Sure, but the existence of a market implies the existence of consumers with money to spend in that market.
In Ford's day, not paying your workers enough to be able to buy a cheap car meant not being able to sell cheap cars because the option to produce them in a low wage economy and sell them in a high wage economy didn't exist. Globalisation changed that, but it still only 'worked' by giving consumers in the 'rich' countries cheap credit to buy stuff with, bolstered by a load of fictitious capital created in various bubbles.
Now the 'rich' countries are running out of consumers who can still afford to buy anything and China and India are scrambling to create their own middle classes who can buy stuff instead.
And when were states able to exercise that sort of control? You make it sound like it was some sort of natural state of affairs until capitalism got out of control. It's wasn't. Thatcher and Reagan took us back to a pre-1930s regulatory framework, dismantling all of the protections put in place following the 1929 crash to prevent it happening again.
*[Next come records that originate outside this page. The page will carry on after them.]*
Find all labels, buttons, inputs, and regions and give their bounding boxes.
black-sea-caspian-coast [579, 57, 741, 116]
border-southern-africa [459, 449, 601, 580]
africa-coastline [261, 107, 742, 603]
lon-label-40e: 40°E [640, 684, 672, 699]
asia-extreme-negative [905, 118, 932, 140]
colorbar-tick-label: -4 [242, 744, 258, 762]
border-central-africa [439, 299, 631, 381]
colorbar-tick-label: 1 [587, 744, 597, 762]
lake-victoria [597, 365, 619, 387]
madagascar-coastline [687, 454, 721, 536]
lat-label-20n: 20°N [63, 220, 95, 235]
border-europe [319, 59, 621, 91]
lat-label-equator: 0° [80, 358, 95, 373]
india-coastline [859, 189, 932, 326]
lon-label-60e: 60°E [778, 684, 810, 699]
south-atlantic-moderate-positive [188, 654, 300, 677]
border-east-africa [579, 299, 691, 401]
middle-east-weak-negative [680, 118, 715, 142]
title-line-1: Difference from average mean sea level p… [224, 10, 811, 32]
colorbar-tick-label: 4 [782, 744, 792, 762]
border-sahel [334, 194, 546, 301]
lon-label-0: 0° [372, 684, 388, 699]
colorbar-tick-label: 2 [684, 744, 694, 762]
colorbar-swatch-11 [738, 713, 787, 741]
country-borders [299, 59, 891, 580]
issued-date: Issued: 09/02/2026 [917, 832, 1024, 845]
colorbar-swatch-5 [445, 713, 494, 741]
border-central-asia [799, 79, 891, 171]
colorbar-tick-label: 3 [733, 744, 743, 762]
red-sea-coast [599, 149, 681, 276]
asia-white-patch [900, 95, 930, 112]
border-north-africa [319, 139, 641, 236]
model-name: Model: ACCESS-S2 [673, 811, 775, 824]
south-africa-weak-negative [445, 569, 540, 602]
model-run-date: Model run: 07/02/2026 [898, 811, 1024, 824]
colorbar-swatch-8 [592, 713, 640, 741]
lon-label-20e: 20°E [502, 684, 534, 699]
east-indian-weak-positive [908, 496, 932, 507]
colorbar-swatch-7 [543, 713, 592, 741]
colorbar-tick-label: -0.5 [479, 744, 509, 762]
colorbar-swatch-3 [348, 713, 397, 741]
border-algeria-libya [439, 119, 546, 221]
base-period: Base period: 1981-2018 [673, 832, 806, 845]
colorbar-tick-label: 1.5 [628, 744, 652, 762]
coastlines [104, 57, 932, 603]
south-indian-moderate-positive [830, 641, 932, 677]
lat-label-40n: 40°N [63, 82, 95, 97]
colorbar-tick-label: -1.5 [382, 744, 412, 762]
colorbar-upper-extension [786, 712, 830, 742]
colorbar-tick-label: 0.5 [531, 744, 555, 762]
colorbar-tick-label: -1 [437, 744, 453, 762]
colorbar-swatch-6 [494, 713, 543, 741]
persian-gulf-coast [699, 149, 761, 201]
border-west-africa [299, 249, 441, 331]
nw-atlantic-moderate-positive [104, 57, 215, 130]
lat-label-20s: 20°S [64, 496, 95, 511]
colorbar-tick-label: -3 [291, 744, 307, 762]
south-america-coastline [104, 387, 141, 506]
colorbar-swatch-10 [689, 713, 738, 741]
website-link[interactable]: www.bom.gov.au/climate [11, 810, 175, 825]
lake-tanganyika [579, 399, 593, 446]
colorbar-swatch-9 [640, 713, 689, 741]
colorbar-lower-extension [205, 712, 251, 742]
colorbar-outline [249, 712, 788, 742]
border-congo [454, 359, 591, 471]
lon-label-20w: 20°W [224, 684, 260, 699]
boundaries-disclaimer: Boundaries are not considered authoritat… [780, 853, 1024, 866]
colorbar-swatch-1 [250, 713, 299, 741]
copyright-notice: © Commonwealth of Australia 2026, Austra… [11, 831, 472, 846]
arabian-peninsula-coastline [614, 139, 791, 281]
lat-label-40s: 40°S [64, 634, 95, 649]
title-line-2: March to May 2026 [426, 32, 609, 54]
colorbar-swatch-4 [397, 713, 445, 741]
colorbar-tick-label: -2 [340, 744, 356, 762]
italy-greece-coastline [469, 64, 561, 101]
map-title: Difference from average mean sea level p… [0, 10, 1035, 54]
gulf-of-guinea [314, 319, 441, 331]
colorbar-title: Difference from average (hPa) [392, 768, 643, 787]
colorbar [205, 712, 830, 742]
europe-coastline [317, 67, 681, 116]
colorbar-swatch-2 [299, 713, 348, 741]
Unionisation and collective bargaining rights were enshrined in law as part of the measures taken in the 1930s because it was recognised that the recession was partly caused by massive wealth imbalances that left workers unable to also act as consumers.
Where's onan? Has he decided to call it quits?
So Dawkins (possibly unknowingly) confirmed and added to what Kropotkin had said in Mutual Aid a hundred years previously.
It's a pity people forget that Kropotkin was a scientist as well as an anarchist.